Джерико, казалось, был искренне заинтересован личностью Старика. Все называли отца Луизы Стариком.

– Вы знаете, что мне понравилось в вас сегодня днем, Джон, в галерее? Некоторое сходство с отцом.

– Я похож на него? – спросил Джерико, непроизвольно трогая бороду.

– Только ростом, – ответила Луиза. – Он был так же высок, как вы, но потяжелее. В молодости у него были темные волосы, но потом, с возрастом, они стали снежно-белыми, а вот брови не поседели и оставались густыми и черными до самой его смерти. В семьдесят лет он все еще мог сыграть партию в гольф, переплыть озеро. Он явно гордился своей мужской силой. Да и на внешность не жаловался.

– Вроде меня? – с ухмылкой спросил Джерико.

– Вроде вас.

– А это я отрастил, – сказал он, снова трогая бороду, – когда учился живописи в Париже. Я казался себе настолько молодым, что просто нуждался в каком-то камуфляже. Потом это стало своего рода торговой маркой.

Она снова заговорила о Старике.

В двадцать лет он с честью окончил Гарвард. Все ожидали, что он станет писателем или журналистом – со словом он всегда умел обращаться. И он взял да и написал роман, практически сразу после выпуска.
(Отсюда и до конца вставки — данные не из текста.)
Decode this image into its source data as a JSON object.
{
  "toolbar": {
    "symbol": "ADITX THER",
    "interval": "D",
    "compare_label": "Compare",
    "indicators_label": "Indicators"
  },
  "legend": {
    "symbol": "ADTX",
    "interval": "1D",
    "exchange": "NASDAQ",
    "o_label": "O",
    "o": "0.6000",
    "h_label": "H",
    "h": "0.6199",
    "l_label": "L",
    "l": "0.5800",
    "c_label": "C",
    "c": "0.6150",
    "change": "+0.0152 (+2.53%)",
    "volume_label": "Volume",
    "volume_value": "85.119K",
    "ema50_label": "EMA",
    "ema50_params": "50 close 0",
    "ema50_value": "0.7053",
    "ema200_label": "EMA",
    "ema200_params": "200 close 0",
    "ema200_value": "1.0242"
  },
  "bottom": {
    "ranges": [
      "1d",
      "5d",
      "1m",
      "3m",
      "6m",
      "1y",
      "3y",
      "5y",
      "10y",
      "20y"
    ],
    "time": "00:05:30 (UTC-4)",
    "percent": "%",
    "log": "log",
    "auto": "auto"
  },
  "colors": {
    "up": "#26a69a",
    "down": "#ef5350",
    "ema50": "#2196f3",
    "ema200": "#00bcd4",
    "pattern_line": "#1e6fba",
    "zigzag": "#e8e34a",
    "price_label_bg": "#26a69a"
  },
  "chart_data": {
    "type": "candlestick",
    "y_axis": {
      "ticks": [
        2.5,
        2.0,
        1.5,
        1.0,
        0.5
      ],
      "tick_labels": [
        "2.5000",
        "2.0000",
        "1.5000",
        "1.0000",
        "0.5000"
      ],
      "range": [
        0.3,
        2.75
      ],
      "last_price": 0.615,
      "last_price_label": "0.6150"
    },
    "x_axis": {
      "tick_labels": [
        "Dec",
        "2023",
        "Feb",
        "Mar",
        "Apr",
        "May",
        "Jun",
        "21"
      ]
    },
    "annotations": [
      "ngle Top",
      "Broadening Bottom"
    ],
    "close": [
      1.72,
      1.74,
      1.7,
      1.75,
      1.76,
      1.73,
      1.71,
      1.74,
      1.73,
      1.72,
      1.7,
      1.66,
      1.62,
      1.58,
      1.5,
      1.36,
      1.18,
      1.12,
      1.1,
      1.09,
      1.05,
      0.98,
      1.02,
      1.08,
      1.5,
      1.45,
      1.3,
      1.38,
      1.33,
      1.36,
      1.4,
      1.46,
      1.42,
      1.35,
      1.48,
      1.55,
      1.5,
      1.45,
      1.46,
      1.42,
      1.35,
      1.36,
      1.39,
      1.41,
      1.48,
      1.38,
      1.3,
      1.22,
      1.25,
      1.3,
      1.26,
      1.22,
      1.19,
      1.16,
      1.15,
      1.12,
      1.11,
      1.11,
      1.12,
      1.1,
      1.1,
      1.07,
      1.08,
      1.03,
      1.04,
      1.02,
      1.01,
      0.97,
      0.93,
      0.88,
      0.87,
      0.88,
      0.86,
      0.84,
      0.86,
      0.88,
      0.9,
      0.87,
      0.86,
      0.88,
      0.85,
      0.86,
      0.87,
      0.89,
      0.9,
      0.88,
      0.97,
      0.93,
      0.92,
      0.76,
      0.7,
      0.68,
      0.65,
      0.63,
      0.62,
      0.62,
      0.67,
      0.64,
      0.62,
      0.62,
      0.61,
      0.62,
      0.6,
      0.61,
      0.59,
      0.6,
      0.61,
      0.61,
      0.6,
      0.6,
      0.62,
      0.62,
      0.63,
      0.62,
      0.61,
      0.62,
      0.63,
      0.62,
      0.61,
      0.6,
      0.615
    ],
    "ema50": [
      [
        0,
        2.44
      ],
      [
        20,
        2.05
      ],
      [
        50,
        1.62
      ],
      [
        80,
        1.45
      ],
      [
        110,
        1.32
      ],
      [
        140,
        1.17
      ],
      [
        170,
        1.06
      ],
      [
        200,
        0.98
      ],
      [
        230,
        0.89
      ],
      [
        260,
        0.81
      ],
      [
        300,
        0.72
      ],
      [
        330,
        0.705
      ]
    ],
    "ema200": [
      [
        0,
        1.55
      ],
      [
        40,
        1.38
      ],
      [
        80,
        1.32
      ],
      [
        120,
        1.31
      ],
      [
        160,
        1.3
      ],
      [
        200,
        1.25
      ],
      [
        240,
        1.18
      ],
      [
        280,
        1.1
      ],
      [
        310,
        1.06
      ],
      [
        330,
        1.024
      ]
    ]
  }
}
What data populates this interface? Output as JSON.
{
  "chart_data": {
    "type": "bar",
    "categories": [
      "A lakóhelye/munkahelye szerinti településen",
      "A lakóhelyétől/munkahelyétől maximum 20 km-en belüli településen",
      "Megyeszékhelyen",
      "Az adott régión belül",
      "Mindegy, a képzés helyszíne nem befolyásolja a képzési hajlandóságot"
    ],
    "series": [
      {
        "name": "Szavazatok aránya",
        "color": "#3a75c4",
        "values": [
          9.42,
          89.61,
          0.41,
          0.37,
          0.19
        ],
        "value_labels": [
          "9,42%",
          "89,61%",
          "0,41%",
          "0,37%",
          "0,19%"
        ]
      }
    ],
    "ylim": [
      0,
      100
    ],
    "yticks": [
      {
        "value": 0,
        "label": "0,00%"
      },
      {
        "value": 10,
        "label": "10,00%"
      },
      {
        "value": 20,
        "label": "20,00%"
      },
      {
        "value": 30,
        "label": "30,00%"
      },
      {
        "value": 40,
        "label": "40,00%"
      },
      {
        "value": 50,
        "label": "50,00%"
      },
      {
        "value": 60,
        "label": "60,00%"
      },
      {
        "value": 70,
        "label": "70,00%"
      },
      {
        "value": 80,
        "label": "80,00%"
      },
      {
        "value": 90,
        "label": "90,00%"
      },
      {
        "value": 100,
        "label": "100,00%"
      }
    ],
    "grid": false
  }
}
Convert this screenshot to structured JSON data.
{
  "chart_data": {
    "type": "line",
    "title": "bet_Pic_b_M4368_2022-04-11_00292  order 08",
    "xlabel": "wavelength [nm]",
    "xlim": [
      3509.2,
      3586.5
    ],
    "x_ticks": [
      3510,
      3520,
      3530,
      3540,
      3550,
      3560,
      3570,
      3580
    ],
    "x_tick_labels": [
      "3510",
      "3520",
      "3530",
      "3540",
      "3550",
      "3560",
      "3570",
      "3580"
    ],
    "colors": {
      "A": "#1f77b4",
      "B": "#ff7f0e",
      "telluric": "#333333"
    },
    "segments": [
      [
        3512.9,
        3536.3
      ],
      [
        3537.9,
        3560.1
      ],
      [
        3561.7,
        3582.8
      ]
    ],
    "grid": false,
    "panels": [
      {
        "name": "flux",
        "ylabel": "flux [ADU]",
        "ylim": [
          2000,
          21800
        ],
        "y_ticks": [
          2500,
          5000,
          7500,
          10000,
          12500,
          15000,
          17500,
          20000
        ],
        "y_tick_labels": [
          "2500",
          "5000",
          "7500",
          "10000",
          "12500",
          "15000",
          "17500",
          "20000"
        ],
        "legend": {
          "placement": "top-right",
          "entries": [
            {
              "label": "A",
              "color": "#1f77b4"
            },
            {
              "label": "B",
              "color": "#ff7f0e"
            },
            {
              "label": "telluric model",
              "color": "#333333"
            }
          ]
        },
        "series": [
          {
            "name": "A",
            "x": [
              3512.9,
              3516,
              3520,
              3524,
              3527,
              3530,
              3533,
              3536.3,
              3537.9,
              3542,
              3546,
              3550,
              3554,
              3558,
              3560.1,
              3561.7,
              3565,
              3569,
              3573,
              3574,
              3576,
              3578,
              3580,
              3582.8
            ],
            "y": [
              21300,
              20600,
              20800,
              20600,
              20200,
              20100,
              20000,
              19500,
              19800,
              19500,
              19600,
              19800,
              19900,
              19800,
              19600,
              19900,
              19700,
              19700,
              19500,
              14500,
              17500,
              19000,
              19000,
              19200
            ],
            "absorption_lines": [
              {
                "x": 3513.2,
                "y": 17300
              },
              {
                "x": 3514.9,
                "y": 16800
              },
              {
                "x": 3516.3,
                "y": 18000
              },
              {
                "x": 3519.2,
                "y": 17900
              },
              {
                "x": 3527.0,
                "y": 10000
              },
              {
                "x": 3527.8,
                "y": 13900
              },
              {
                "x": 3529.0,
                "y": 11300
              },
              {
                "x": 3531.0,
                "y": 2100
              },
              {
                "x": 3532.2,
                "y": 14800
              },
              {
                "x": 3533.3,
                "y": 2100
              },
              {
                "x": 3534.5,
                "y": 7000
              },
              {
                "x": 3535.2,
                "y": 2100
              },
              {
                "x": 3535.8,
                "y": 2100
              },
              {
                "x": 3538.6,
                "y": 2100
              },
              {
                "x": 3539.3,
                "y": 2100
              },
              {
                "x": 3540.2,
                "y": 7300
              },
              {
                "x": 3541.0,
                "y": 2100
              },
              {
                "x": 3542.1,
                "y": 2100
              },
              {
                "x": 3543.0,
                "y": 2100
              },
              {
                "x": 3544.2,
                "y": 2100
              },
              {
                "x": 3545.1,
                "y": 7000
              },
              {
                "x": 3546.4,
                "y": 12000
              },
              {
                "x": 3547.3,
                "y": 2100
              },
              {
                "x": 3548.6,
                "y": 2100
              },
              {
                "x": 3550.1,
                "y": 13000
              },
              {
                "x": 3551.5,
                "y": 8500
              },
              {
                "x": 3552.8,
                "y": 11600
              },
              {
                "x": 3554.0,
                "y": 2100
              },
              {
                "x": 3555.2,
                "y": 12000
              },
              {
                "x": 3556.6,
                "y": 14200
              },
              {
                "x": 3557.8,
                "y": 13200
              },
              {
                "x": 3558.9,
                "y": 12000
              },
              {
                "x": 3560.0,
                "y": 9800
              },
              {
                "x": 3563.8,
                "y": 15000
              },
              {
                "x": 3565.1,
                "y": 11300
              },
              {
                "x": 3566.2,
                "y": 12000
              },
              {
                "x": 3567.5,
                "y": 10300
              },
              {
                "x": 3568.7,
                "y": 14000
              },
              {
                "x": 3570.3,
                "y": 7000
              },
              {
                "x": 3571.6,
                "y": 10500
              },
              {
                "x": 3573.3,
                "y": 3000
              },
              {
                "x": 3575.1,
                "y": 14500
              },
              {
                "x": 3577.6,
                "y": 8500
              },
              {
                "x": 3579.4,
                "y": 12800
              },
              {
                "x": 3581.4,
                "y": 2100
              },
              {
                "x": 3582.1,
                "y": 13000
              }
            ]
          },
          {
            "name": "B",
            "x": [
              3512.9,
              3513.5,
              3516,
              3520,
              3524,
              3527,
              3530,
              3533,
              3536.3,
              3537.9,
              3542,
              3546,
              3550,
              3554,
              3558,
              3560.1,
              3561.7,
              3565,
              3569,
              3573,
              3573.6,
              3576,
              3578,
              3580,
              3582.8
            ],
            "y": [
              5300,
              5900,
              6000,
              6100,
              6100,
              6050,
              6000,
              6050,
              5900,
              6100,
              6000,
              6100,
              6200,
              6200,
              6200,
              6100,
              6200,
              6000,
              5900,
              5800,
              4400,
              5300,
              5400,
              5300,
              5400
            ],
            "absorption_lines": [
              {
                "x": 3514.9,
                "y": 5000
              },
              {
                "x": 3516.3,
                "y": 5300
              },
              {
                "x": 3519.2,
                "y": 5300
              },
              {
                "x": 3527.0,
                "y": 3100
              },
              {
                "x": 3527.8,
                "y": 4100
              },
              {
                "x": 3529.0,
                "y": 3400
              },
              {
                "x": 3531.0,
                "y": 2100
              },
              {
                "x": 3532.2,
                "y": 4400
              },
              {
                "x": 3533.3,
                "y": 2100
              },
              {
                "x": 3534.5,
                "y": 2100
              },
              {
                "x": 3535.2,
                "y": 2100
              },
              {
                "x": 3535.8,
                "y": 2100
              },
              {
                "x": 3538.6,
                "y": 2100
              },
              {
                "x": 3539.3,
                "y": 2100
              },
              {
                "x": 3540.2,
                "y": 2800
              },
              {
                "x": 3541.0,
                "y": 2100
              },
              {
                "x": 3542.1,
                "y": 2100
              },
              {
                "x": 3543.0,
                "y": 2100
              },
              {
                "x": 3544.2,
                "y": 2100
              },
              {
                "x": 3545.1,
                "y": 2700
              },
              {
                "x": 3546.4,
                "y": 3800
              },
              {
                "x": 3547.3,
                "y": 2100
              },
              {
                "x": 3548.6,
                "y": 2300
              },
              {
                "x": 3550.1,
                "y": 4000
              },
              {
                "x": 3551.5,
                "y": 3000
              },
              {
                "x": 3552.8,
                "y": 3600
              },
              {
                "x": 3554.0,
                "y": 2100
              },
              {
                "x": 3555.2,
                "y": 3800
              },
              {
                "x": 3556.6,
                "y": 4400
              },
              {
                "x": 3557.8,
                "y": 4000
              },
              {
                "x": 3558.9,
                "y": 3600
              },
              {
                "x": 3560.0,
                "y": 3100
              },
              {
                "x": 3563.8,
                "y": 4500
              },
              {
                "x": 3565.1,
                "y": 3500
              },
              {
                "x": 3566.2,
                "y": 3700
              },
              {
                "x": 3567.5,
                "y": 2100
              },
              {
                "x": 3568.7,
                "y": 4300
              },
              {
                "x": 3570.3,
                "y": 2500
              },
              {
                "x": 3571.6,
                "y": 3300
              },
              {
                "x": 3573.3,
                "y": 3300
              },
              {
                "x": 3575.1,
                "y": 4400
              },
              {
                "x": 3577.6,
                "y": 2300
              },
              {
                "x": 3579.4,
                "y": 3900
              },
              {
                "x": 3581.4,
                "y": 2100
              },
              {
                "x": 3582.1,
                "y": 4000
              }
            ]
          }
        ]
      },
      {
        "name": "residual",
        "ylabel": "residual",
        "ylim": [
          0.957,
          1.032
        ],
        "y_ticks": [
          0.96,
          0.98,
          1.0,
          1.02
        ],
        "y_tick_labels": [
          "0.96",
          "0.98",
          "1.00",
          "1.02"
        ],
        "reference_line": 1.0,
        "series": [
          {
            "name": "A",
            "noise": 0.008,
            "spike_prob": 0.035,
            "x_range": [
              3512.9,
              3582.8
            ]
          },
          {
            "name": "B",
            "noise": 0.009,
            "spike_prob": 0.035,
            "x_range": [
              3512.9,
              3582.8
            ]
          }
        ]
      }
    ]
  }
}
Он был опубликован и тут же запрещен Палатой надзора и цензуры Бостона или кем-то еще.

– Сейчас бы на него даже внимания не обратили, – сказала Луиза. – Ну да, были в его романе парочка крепких англосаксонских выражений и описание любовной сцены, которое даже в подметки не годится тому, что публикуется в обычных для домохозяек журналах. Правда, мне кажется, что в те годы запрет на издание отнюдь не автоматически превращал его в бестселлер. Не знаю, то ли из-за разочарования в работе, то ли было что-то еще, о чем мы не знаем, но отец стал спиваться. К двадцати двум он стал завсегдатаем всех наиболее посещаемых нью-йоркских забегаловок. Вырваться из этого болота ему помог какой-то священник. В итоге отец ударился в религию – он отправился в Гарвардскую богословскую школу, где тут же был посвящен в сан пресвитерианского священника. Службу свою он начал в маленькой церквушке на окраине Массачусетса. Насколько я поняла, освоиться с делом ему помог старый однокашник. Потом началась Первая мировая, и отец сразу же определился капелланом в канадскую армию. Вместе с ней он отправился за океан и оставался там до тех пор, пока Штаты в семнадцатом году не вступили в войну. Тогда он подключился к американским экспедиционным войскам. Находился в Лондоне и все четыре года был на передовой. Он был превосходным оратором, умел вдохновлять людей, за что его искренне любили. Берт Уолкер, которого я уже упоминала, – он был мажордомом отца – повстречался ему в одном из санаториев. Он стал ординарцем отца. После войны отец вернулся домой в Нью-Йорк на кафедру проповедника. Там он познакомился с моей матерью, и они поженились. Она была из семьи Тотроев – Алисия Тотрой. Это было состоятельное, известное в обществе семейство. В двадцать первом году отца снова пригласили в Лондон и предложили возглавить там одну из наиболее популярных церквей. Он принял предложение. А вскоре родилась я – это произошло в Швейцарии, куда мама поехала на лето. Как я полагаю, у нее были какие-то проблемы с беременностью. Когда мне исполнился год, мы переехали в эту страну – мамино здоровье требовало того. Отец восстановил контакт со своим старым армейским ординарцем Бергом Уолкером и взял его с собой. Он до сих пор с нами – как член семьи. А потом, в двадцать восьмом, если так можно выразиться, крышу сорвало с дома.